Indian Foreign Secretary Ranjan Mathai and his Pakistani counterpart Jalil Abbas Jilani will discuss issues like peace and security, including confidence-building measures, Jammu and Kashmir, and the promotion of friendly exchanges between the neighbours. Jilani arrives here Tuesday for the talks.
The agenda of the foreign-secretary talks had been fixed well in advance, but the stunning disclosures made by Abu Jindal, an Indian key 26/11 plotter with links to Pakistani militants, and India upping the pressure on Pakistan to admit the role of state actors in 26/11, the atmospherics ahead of the talks have changed.
The focus is back on terror and quicker justice for 26/11 attacks, said informed sources familiar with the agenda for the forthcoming talks.
Home Minister P. Chidambaram has upped the ante on the terror issue. On Friday, he pressed Pakistan to admit facts relating to Abu Jindal Hamza having set up a “control room” in Karachi and having trained the 10 terrorists who attacked Mumbai in November 2008.
Chidambaram also escalated pressure on Islamabad by saying that Jindal’s revelations point to the involvement of Pakistani state actors in the carnage that left 166 dead. Islamabad has been predictably in denial and is seen to be resorting to obfuscation by claiming that Jindal’s disclosures only revealed that there was Indian support for 26/11.
Against this backdrop of mutual recriminations, the two sides are treading cautiously, with very little prospect of any breakthrough on substantive movement on key issues that bedevil ties between the two prickly neighbours.

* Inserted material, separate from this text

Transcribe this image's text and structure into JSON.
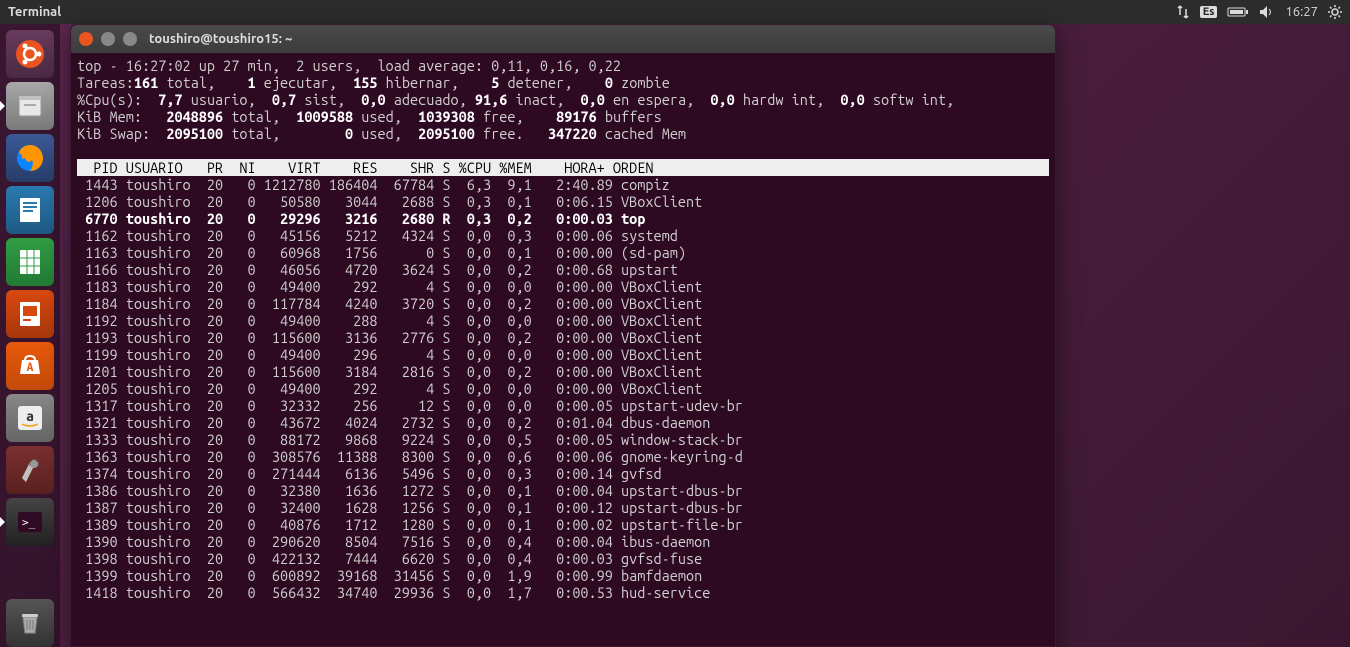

On the positive side, the Indian side has stressed that despite disappointment over the slow pace of 26/11 justice, New Delhi sees no alternative but to continue the process of engagement. This explains why External Affairs Minister S.M. Krishna has made it clear that he will go to Islamabad for foreign-minister talks.
The two foreign secretaries are expected to finalise the date for Krishna’s visit to Islamabad to review the progress in the dialogue process with his Pakistani counterpart Hina Rabbani Khar.

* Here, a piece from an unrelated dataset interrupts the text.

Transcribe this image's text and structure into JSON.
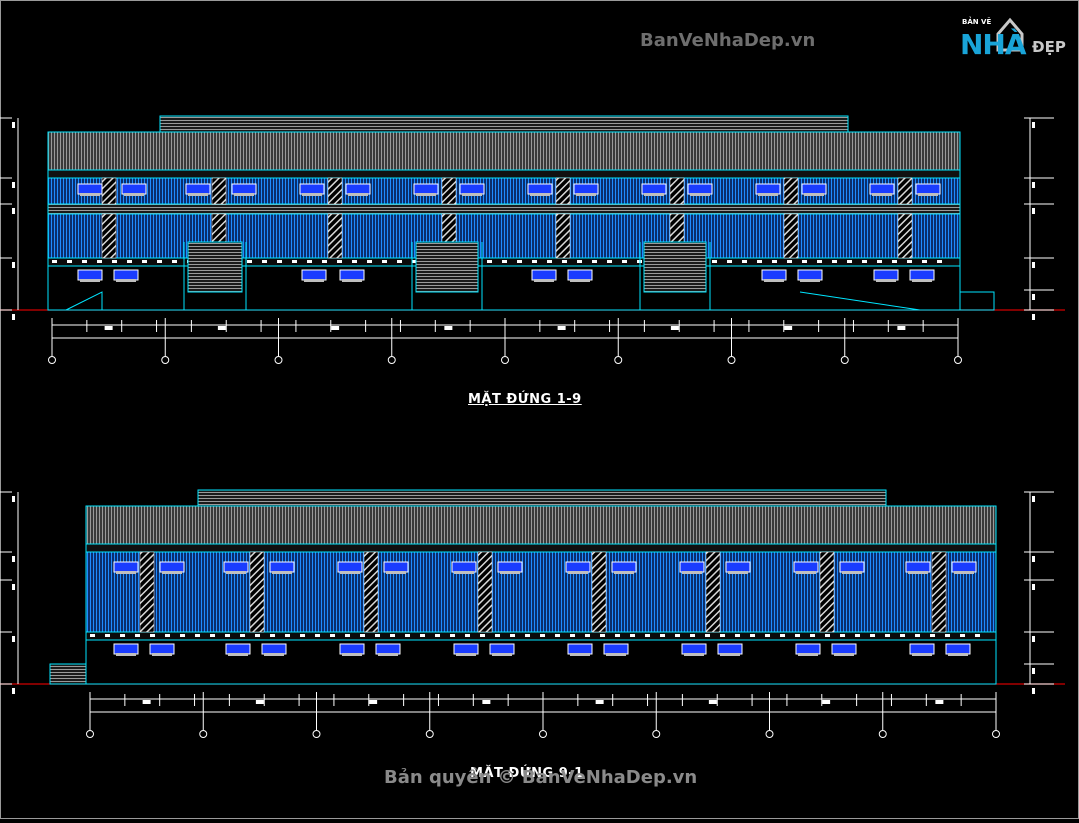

Krishna was scheduled to visit Pakistan on July 17-18, but the trip was deferred because of the June 19 presidential poll. As the Indian parliament is scheduled to hold its monsoon session in July-August, the two countries are now exploring the possibility of Krishna travelling to Islamabad in late August or early September.
Pakistan’s perceived flip-flop on the release of Sarabjit Singh and confusion about the sequence of events leading to a midnight clarification by Islamabad that it was not Sarabjit, but Surjeet Singh, another prisoner in a Pakistani jail, who was being released, has caused much disappointment in New Delhi.

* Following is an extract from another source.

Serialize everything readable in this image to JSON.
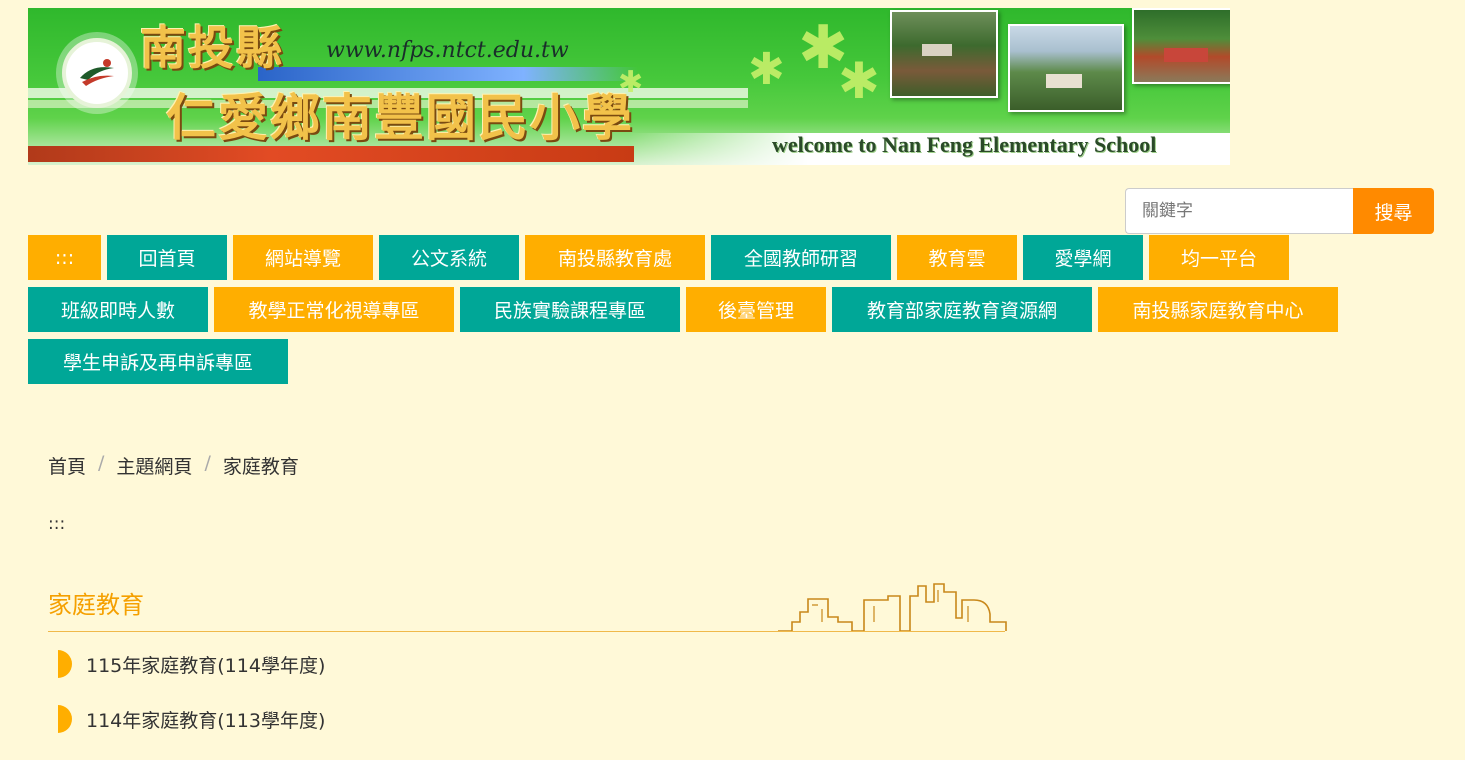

This avoidable episode has put the focus on the plight of Indian and Pakistani prisoners languishing in each other’s country. At the talks, India is expected to seek clarity on the issue and renew the pitch for the release of Sarabjit Singh and other prisoners on humanitarian grounds.
Pakistan, according to informed diplomatic sources, is likely to push for the resolution of what it calls “doable issues” like the disputes over the Siachen glacier and Sir Creek marshlands. The recent talks over these two issues did not result in any breakthrough, but Islamabad has not given up.
The two diplomats are also likely to discuss dates for the signing of a pact on a liberalized visa regime, which could not be signed in May as Islamabad felt that it should be signed between home ministers of the two countries.
Going by the bitter slanging match between the two home ministers over Abu Jindal’s disclosures, it’s unlikely that Chidambaram will visit Islamabad any time soon. India may be pushing for the signing of the visa pact during Krishna’s visit to Islamabad.